Origami-inspired structures (OIS), renowned for their lightweight design, encounter energy absorption challenges attributed to global buckling. This paper presents a design and hybridization strategy that integrates origami-inspired structures with existing state-of-the-art cellular lattices to create origami-inspired hybrid structures (OIHS), aimed at addressing buckling concerns and customizing the crushing behavior of thin-walled structures. The investigation explores the compressive response of additively-manufactured curved crease OIS and prismatic structures (PS) with diverse cross-sections, including circular origami structure (COS), triangular origami structure (TOS), square origami structure (SOS), and hexagon origami structure (HOS). The experimental results indicate that the COS design offered the highest specific energy absorption (SEA) of 11 kJ/kg, due to controlled deformation associated with the crease lines.
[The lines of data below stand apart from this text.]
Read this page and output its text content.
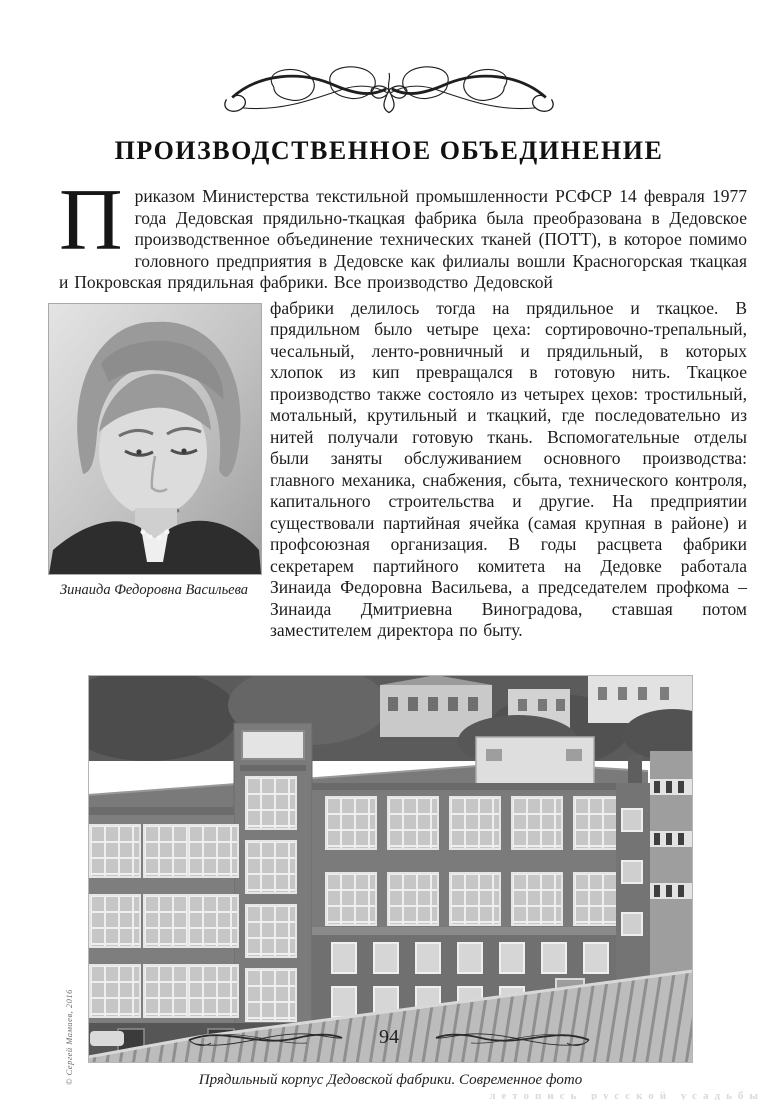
ПРОИЗВОДСТВЕННОЕ ОБЪЕДИНЕНИЕ

Приказом Министерства текстильной промышленности РСФСР 14 февраля 1977 года Дедовская прядильно-ткацкая фабрика была преобразована в Дедовское производственное объединение технических тканей (ПОТТ), в которое помимо головного предприятия в Дедовске как филиалы вошли Красногорская ткацкая и Покровская прядильная фабрики. Все производство Дедовской

Зинаида Федоровна Васильева

фабрики делилось тогда на прядильное и ткацкое. В прядильном было четыре цеха: сортировочно-трепальный, чесальный, ленто-ровничный и прядильный, в которых хлопок из кип превращался в готовую нить. Ткацкое производство также состояло из четырех цехов: тростильный, мотальный, крутильный и ткацкий, где последовательно из нитей получали готовую ткань. Вспомогательные отделы были заняты обслуживанием основного производства: главного механика, снабжения, сбыта, технического контроля, капитального строительства и другие. На предприятии существовали партийная ячейка (самая крупная в районе) и профсоюзная организация. В годы расцвета фабрики секретарем партийного комитета на Дедовке работала Зинаида Федоровна Васильева, а председателем профкома – Зинаида Дмитриевна Виноградова, ставшая потом заместителем директора по быту.

© Сергей Мамаев, 2016	Прядильный корпус Дедовской фабрики. Современное фото
94
летопись русской усадьбы
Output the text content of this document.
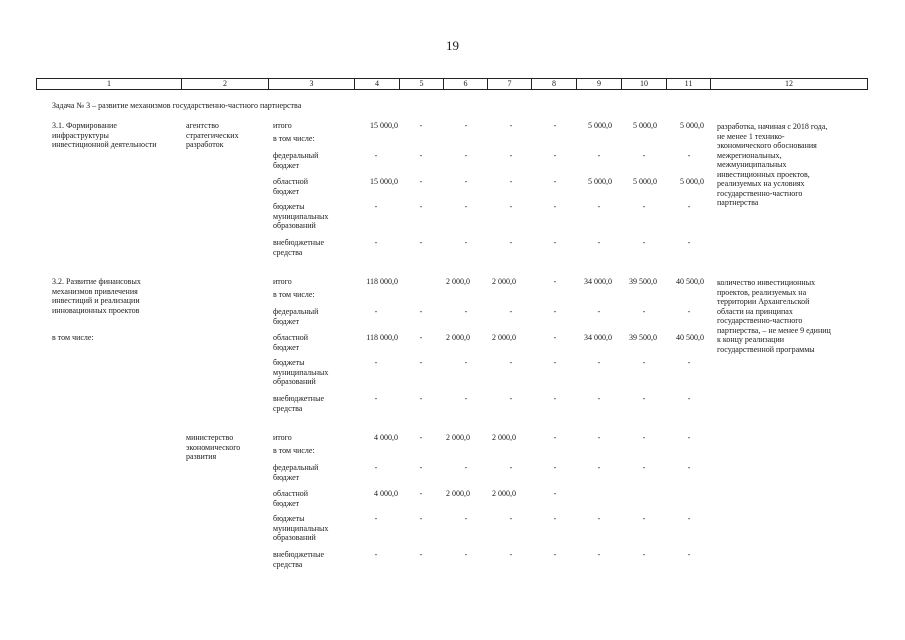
19
1	2	3	4	5	6	7	8	9	10	11	12
Задача № 3 – развитие механизмов государственно-частного партнерства
3.1. Формирование
инфраструктуры
инвестиционной деятельности
агентство
стратегических
разработок
итого	15 000,0	-	-	-	-	5 000,0	5 000,0	5 000,0
в том числе:
федеральный
бюджет
-	-	-	-	-	-	-	-
областной
бюджет
15 000,0	-	-	-	-	5 000,0	5 000,0	5 000,0
бюджеты
муниципальных
образований
-	-	-	-	-	-	-	-
внебюджетные
средства
-	-	-	-	-	-	-	-
разработка, начиная с 2018 года,
не менее 1 технико-
экономического обоснования
межрегиональных,
межмуниципальных
инвестиционных проектов,
реализуемых на условиях
государственно-частного
партнерства
3.2. Развитие финансовых
механизмов привлечения
инвестиций и реализации
инновационных проектов
в том числе:
итого	118 000,0	2 000,0	2 000,0	-	34 000,0 39 500,0 40 500,0
в том числе:
федеральный
бюджет
-	-	-	-	-	-	-	-
областной
бюджет
118 000,0	-	2 000,0	2 000,0	-	34 000,0 39 500,0 40 500,0
бюджеты
муниципальных
образований
-	-	-	-	-	-	-	-
внебюджетные
средства
-	-	-	-	-	-	-	-
количество инвестиционных
проектов, реализуемых на
территории Архангельской
области на принципах
государственно-частного
партнерства, – не менее 9 единиц
к концу реализации
государственной программы
министерство
экономического
развития
итого	4 000,0	-	2 000,0	2 000,0	-	-	-	-
в том числе:
федеральный
бюджет
-	-	-	-	-	-	-	-
областной
бюджет
4 000,0	-	2 000,0	2 000,0	-
бюджеты
муниципальных
образований
-	-	-	-	-	-	-	-
внебюджетные
средства
-	-	-	-	-	-	-	-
The COS hybridized structure, with cellular lattices, exhibited a yielding-dominated behavior, resulting in a lower peak force, a sustained plateau force and a well-controlled deformation response. Furthermore, the COS hybridized with a plate lattice, exceeded the SEA of the auxetic and BCC OIHS structures by 62 % and 71 %, respectively. The circular origami plate hybrid (COPH) design was selected to investigate the effect of varying the top edge angle (α) and the relative density on the mechanical properties and the SEA. It was found that increasing the value of alpha resulted in a higher peak stress and an increased buckling load. Moreover, with its higher relative density, the vertical plate within the OIS contributed to a greater level of structural stability in the plateau region, resulting in an increase in mechanical properties and SEA. These findings advance the understanding of OIS by presenting effective hybridization strategies to mitigate buckling and achieve stable plateau stresses and higher crushing force efficiencies, particularly at lower relative densities, surpassing those reported in the literature. This contributes significantly to the broader field of lightweight structural design.